Scientists and staff from the Dutch National Museum of Antiquities were amazed by what they discovered after examining a mummified crocodile from ancient Egypt. The 3-meter-long (approx. 9.8-foot) mummified crocodile was examined with a modern 3D CT scanner.
Whilst it had been examined previously in 1996 with a CT scanner, the one crocodile was actually revealed to be two crocodiles bound together.
The 3D CT scan results in 2016 revealed that apart from the two crocodiles previously spotted inside the wrappings, the mummy also contained 47 individually wrapped baby crocodiles.
The discovery of the baby crocodiles provided researchers with new insight into the methods of crocodile mummification. The scans also revealed amulets arranged inside the linen wrappings. This helped researchers gain a better understanding and perception of their physical features, ages, and the whole embalming process.
Visitors to the museum are able to witness a virtual autopsy on the crocodiles’ mummy.
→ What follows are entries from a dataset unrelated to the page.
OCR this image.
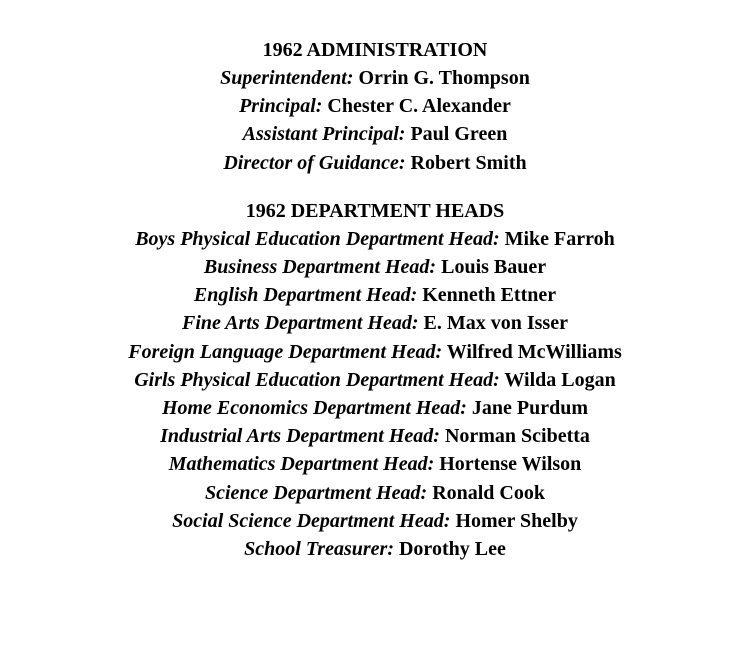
1962 ADMINISTRATION

Superintendent: Orrin G. Thompson

Principal: Chester C. Alexander

Assistant Principal: Paul Green

Director of Guidance: Robert Smith

1962 DEPARTMENT HEADS

Boys Physical Education Department Head: Mike Farroh

Business Department Head: Louis Bauer

English Department Head: Kenneth Ettner

Fine Arts Department Head: E. Max von Isser

Foreign Language Department Head: Wilfred McWilliams

Girls Physical Education Department Head: Wilda Logan

Home Economics Department Head: Jane Purdum

Industrial Arts Department Head: Norman Scibetta

Mathematics Department Head: Hortense Wilson

Science Department Head: Ronald Cook

Social Science Department Head: Homer Shelby

School Treasurer: Dorothy Lee
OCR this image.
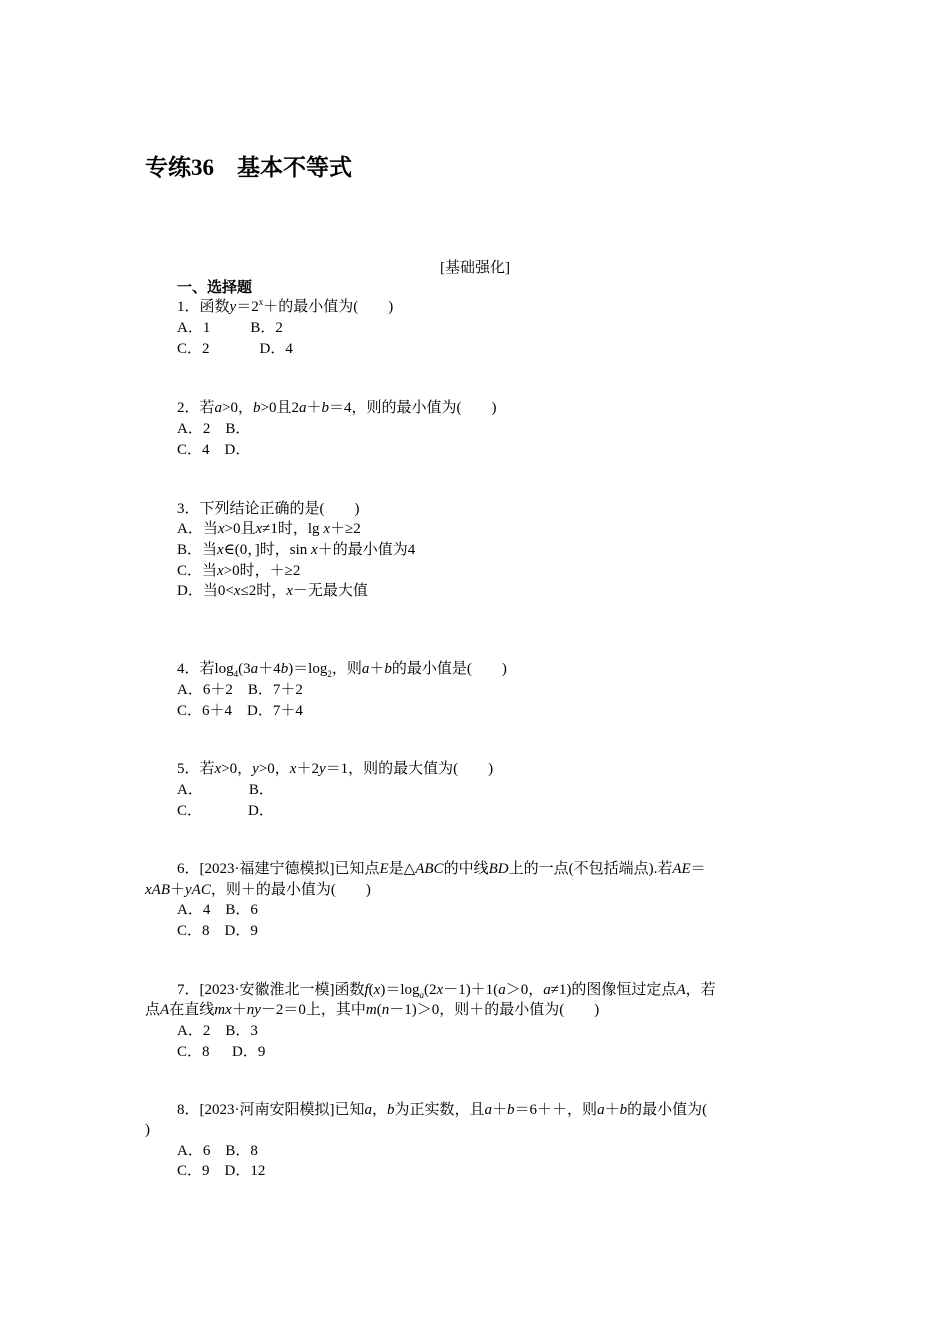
专练36　基本不等式
[基础强化]
一、选择题
1．函数$y=2^x+$的最小值为(　　)
A．1	B．2
C．2	D．4
2．若a>0，b>0且2a＋b＝4，则的最小值为(　　)
A．2　B．
C．4　D．
3．下列结论正确的是(　　)
A．当x>0且x≠1时，lg x＋≥2
B．当x∈(0，]时，sin x＋的最小值为4
C．当x>0时，＋≥2
D．当0<x≤2时，x－无最大值
4．若$\log_4(3a+4b)=\log_2$，则a＋b的最小值是(　　)
A．6＋2　B．7＋2
C．6＋4　D．7＋4
5．若x>0，y>0，x＋2y＝1，则的最大值为(　　)
A．	B．
C．	D．
6．[2023·福建宁德模拟]已知点E是△ABC的中线BD上的一点(不包括端点).若AE＝
xAB＋yAC，则＋的最小值为(　　)
A．4　B．6
C．8　D．9
7．[2023·安徽淮北一模]函数$f(x)=\log_a(2x-1)+1(a>0$，a≠1)的图像恒过定点A，若
点A在直线mx＋ny－2＝0上，其中m(n－1)＞0，则＋的最小值为(　　)
A．2　B．3
C．8　  D．9
8．[2023·河南安阳模拟]已知a，b为正实数，且a＋b＝6＋＋，则a＋b的最小值为(
)
A．6　B．8
C．9　D．12
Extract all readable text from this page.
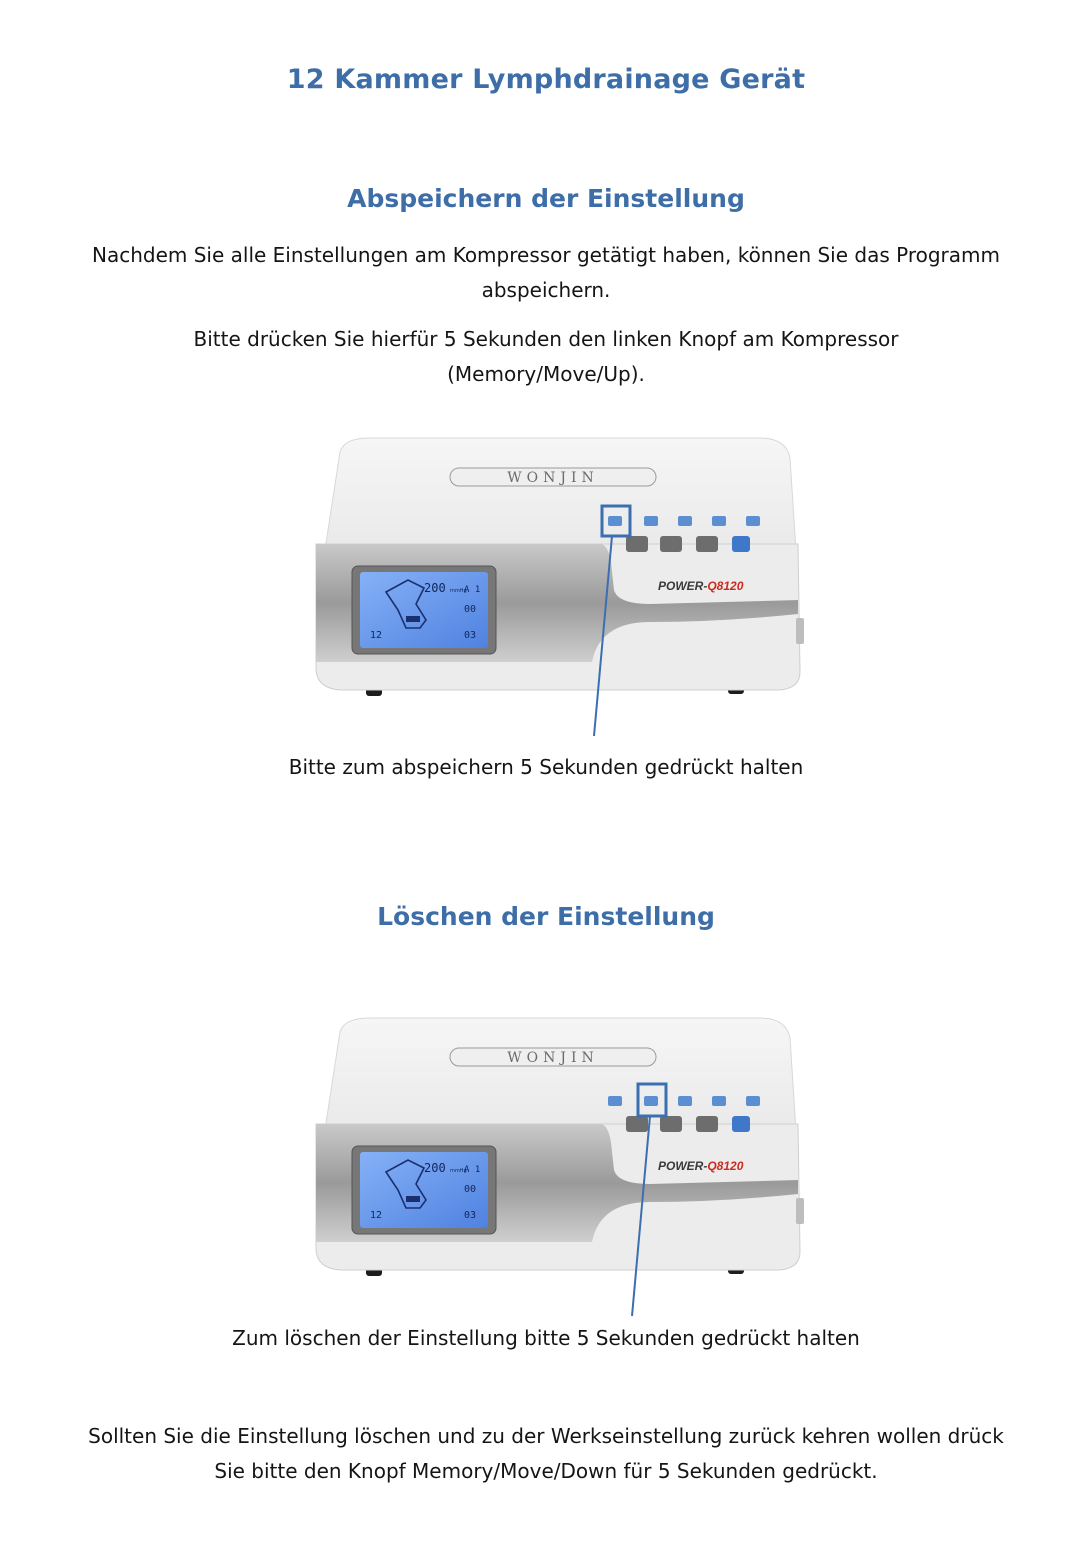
12 Kammer Lymphdrainage Gerät
Abspeichern der Einstellung
Nachdem Sie alle Einstellungen am Kompressor getätigt haben, können Sie das Programm
abspeichern.
Bitte drücken Sie hierfür 5 Sekunden den linken Knopf am Kompressor
(Memory/Move/Up).
WONJIN
200 mmHg
A 1
00
03
12
POWER-Q8120
Bitte zum abspeichern 5 Sekunden gedrückt halten
Löschen der Einstellung
WONJIN
200 mmHg
A 1
00
03
12
POWER-Q8120
Zum löschen der Einstellung bitte 5 Sekunden gedrückt halten
Sollten Sie die Einstellung löschen und zu der Werkseinstellung zurück kehren wollen drück
Sie bitte den Knopf Memory/Move/Down für 5 Sekunden gedrückt.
“…we weren’t really expecting any new discoveries. After all, the mummy had already been scanned. It was a big surprise that so many baby crocodiles could be detected with high-tech 3D scans and this interactive visualization,” read a press release from the museum’s curator.
Egyptologists who work at the museum state the reason the crocodiles were mummified together was to honor the god of the Nile, Sobek. Apparently, if there wasn’t a big enough crocodile available, they’d embalm two together.
The Kom Ombo temple was the largest center for worshiping Sobek during the Ptolemaic and Roman eras. According to Tour Egypt, the ancient Egyptians would keep crocodiles in pools and temples. They would adorn the crocodiles with jewels in honor of the god Sobek.
Sobek is depicted as a crocodile-headed god. He was adorned in a plumed headdress with a horned sun disk or the Atef crown, associating him with Amon-Ra, the chief deity of ancient Egypt. The Egyptians mummified both infant and adult crocodiles, and even entombed crocodile eggs and fetuses with the dead in order to obtain the protection of Sobek in the afterlife.
As per a report published by Haaretz, an Israeli newspaper, in November 2018, mummified beetles, crocodiles, cats, and other sacred animals were discovered in the past six months on the edge of the pyramid complex dedicated to King Userkaf at the necropolis of Saqqara, south of Cairo.
There are many secrets from ancient Egypt we’re still coming to understand. We’ll keep our eyes open for more interesting finds relating to ancient Egypt.
But this wasn’t the first time such sightings have occurred.
According to BBC, scientists at the British Museum in 2015 discovered that a big mummified crocodile had 20 offspring attached to its back. This discovery was also made using a CT scan, which had to be done in 80-centimeter sections as the mummy was really large. It was also revealed that the last meal it might have eaten was a cow as cattle bones were discovered inside its stomach.